Utility Company To Buy Coal Plant Just To Shut It Down

Mar 18, 2015 by

CLIMATE PROGRESS

This June 27, 2013 file photo shows Duke Energy's Crystal River nuclear power plant in Citrus County, Fla.

This June 27, 2013 file photo shows Duke Energy’s Crystal River nuclear power plant in Citrus County, Fla.

CREDIT: AP Photo/Phil Sandlin, File

State utility Florida Power and Light (FPL) wants to buy an old coal plant in Florida just to shut it down, a move that it says would prevent nearly 1 million tons of carbon dioxide from entering the atmosphere each year.

FPL filed a petition with the state’s Public Service Commission last week to acquire the Cedar Bay Generating Plant in Jacksonville, which went into service in 1994. Upon buying the coal plant, FPL plans to immediately reduce the plant’s operations by 90 percent, and then phase it out of service completely over the next two to three years.

The reason it’s doing this, FPL has said, is simple: the plant is outdated, and shutting it down will save customers money — $70 million a year to be exact, according to the utility.

“Although years ago it made sense to buy this plant’s power to serve our customers, times have changed. We have invested billions of dollars to improve the efficiency of our system, reduce our fuel consumption, prevent emissions and cut costs for our customers,” Eric Silagy, president and CEO of FPL said in a statement. “Now we’re in a position to take ownership of the facility and effectively buy out an outmoded contract with the goal of ultimately phasing the plant out of service.”

Sarah Gatewood, a spokesperson for FPL, told ThinkProgress that the utility had never purchased a power plant just to shut it down before. But, she said, FPL will “certainly keep eye out for any opportunity to save customers money,” even if it means making a similar move in the future.

Other facilities will make up for the loss of the coal plant, and FPL says that more pipeline infrastructure will help increase Florida’s access to natural gas in the next few years, making the Cedar Bay plant less economically viable.

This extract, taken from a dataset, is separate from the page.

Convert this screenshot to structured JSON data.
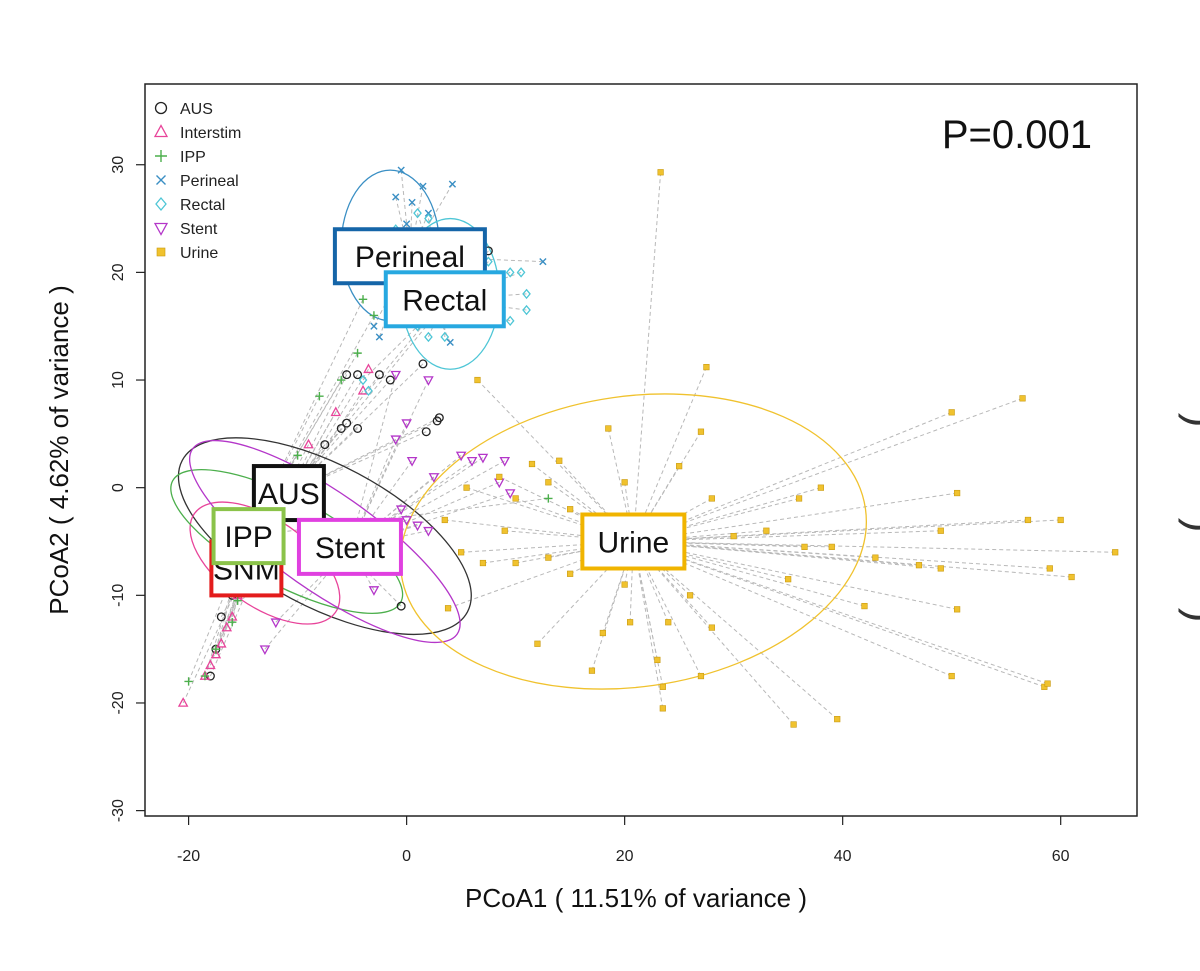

Some environmental groups praised the utility’s move. The Nature Conservancy said buying and shuttering the coal plant was an “innovative approach” in a statement for FPL, and the Southern Alliance for Clean Energy (SACE) also issued a statement in support of FPL’s plan.

“Any time you retire a coal plant, that’s a good thing from a customer perspective and an environmental perspective,” George Cavros, Florida Energy Policy Attorney for SACE, told ThinkProgress.

But though the group praised FPL’s move as an environmentally-friendly one, its also concerned about Florida’s increasing reliance on natural gas. According to a report published this week by the Union of Concerned Scientists, the share of Florida’s electricity that comes from natural gas plants increased from 44 percent to 62 since 2007. If the state replaces all its coal plants with natural gas plants, that share could increase to almost 90 percent.

“Our concern has been and continues to be that there isn’t enough diversification in Florida’s energy resource mix, and particularly FPL’s energy resource mix,” Cavros said, though he noted that he thought all Florida utilities needed to do better in diversifying their energy mixes. Cavros also criticized the state’s utitlies’ proposal last year to reduce their energy efficiency targets, a motion that was approved by Florida’s Public Service Commission in December.

SACE would rather see Florida invest more in renewable energy, a goal that’s being fought by conservatives in the state as well as environmental groups. Solar in particular has become a hot-button energy issue in Florida. Florida, as a whole, has been slow to embrace solar power — the state ranks 13th in the nation for installed solar energy capacity, according to the Solar Energy Industries Association.

Earlier this year, Floridians for Solar Choice — which is led by Tory Perfetti, who also is in charge of the Florida Chapter of Conservatives for Energy Freedom — started a petition for a ballot initiative that seeks to “encourage and promote local small-scale solar-generated electricity production and to enhance the availability of solar power to customers.” The petition needs 683,149 signatures from Floridians in at least seven congressional districts in order to get a initiative on Florida’s 2016 ballot, and volunteers for the pro-solar group say they secured 100,000 in their first month.

FPL has taken steps to increase the amount of solar energy in its energy mix: in January, the utility announced that it plans to triple its solar capacity, adding almost 225 megawatts of solar to its operations by 2016. The utility will build three new solar-powered plants in Florida, and said that as the price of solar drops, it’s “optimistic” that it could continue to add more solar to its mix.

Florida’s vulnerability to climate change and its impacts makes investing in renewable energy particularly important for the state. The state has been called “ground zero” for sea level rise, something that’s already contributing sunny-day flooding in parts of South Florida.